Placental separation and function during pregnancy

In the subsequent period of labor, the placenta and membranes are separated from the walls of the uterus and the placenta is born. The separation of the placenta occurs as a result of 2-3 contractions and attempts of a woman for 10 minutes. The immediate duration of this period should not exceed 30 minutes.

The separation of the placenta occurs due to the contraction of the uterus, including the placental site (the place of attachment of the placenta). Since the placenta does not have the ability to contract, it is separated from the placental site. Abruption of the placenta leads to the formation of a retroplacental hematoma (since the integrity of the vessels is violated), which is an accumulation of blood between the placenta and the wall of the uterus.

Retroplacental hematoma and continued uterine contractions lead to complete detachment of the placenta. The separated afterbirth by force of efforts is born. The placenta leaves the genital tract with the amniotic membrane outward. The pathway described above for detachment of the placenta is called the "central pathway" (first described by Schultz).
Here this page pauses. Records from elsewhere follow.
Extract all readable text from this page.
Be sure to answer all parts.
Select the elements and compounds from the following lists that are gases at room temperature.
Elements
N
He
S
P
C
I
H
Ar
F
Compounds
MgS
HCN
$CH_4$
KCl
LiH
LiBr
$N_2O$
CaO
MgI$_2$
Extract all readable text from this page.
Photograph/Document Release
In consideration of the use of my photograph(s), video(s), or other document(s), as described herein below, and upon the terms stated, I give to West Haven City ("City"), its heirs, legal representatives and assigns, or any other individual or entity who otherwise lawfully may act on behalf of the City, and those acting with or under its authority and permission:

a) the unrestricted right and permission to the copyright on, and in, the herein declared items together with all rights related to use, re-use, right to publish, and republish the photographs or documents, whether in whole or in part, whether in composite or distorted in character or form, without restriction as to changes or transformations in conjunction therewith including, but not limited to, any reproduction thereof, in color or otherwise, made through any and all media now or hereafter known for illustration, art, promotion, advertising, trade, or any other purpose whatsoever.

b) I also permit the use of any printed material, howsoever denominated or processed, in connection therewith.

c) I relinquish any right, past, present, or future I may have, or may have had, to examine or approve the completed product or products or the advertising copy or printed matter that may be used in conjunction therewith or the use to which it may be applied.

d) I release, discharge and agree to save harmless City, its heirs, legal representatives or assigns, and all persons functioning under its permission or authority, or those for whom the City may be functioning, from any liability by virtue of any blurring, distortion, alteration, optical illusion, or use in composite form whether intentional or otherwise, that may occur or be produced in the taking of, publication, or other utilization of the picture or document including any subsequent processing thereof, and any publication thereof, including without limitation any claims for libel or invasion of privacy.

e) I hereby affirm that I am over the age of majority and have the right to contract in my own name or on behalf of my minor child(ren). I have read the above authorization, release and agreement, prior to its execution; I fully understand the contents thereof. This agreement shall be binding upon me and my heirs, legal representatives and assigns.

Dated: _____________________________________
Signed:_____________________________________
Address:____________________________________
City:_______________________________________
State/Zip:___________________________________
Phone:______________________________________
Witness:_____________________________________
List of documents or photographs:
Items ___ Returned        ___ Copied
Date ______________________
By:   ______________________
However, during the subsequent period of labor, there may be a peripheral pathway of placental abruption, when the separation begins not from the center, but from the periphery. In this case, a retroplacental hematoma does not form, and the blood, flowing down, exfoliates the membranes. Plus, its own mass contributes to the entire department of the placenta. The afterbirth is born anteriorly by the lower edge of the placenta (maternal surface), and the amniotic membrane is inside. This process is called Duncan separation of the placenta.